POEMA DE SETE CHAVES, de Carlos Drummond de Andrade


Não sei quanto a vocês, mas de vez em quando, sinto necessidade de ler determinada obra! Pode ser provocado por um ou mais acontecimentos ou a simples saudade da poesia ou prosa ou um determinado momento da vida.

E olha que no meu caso, o nome até rima , mas continua não sendo uma solução...

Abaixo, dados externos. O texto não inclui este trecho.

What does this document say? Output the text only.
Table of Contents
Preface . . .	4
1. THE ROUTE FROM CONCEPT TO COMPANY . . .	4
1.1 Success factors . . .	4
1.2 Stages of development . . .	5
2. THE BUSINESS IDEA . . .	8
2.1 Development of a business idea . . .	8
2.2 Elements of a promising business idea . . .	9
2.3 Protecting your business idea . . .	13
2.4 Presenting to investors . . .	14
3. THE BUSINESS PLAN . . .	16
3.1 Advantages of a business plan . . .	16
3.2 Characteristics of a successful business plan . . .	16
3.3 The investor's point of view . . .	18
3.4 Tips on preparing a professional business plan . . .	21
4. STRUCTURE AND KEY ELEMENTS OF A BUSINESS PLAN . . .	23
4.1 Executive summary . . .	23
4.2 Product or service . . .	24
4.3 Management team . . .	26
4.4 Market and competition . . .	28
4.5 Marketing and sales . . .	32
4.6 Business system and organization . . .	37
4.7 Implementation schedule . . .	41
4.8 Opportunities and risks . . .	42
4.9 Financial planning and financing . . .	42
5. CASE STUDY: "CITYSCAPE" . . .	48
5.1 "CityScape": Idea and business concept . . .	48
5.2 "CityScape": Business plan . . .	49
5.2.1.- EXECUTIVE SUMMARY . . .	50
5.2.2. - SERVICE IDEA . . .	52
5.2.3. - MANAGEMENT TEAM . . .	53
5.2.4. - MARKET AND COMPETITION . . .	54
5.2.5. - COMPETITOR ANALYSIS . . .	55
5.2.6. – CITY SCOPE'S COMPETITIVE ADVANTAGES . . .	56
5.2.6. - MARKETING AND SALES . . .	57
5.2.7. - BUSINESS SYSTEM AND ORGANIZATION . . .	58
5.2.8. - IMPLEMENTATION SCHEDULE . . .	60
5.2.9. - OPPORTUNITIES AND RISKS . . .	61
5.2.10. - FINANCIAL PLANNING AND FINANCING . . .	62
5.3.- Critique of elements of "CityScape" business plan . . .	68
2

E publico com muito prazer...alias, publicar  Drummond  é sempre muito prazeroso !

Então releiam:







Quando nasci, um anjo torto


desses que vivem na sombra


disse: Vai, Carlos! ser gauche na vida.






As casas espiam os homens


que correm atrás de mulheres.


A tarde talvez fosse azul,


não houvesse tantos desejos.






O bonde passa cheio de pernas:


pernas brancas pretas amarelas.


Para que tanta perna, meu Deus, pergunta meu coração.


Porém meus olhos


não perguntam nada.






O homem atrás do bigode


é serio, simples e forte.


Quase não conversa.


Tem poucos, raros amigos


o homem atrás dos óculos e do bigode.






Meu Deus, por que me abandonaste


se sabias que eu não era Deus


se sabias que eu era fraco.






Mundo mundo vasto mundo,


se eu me chamasse Raimundo


seria uma rima, não seria uma solução.


Mundo mundo vasto mundo,


mais vasto é meu coração.






Eu não devia te dizer


mas essa lua


mas esse conhaque


botam a gente comovido como o diabo.






(“Alguma Poesia” , Imprensa Oficial de MG, 1930)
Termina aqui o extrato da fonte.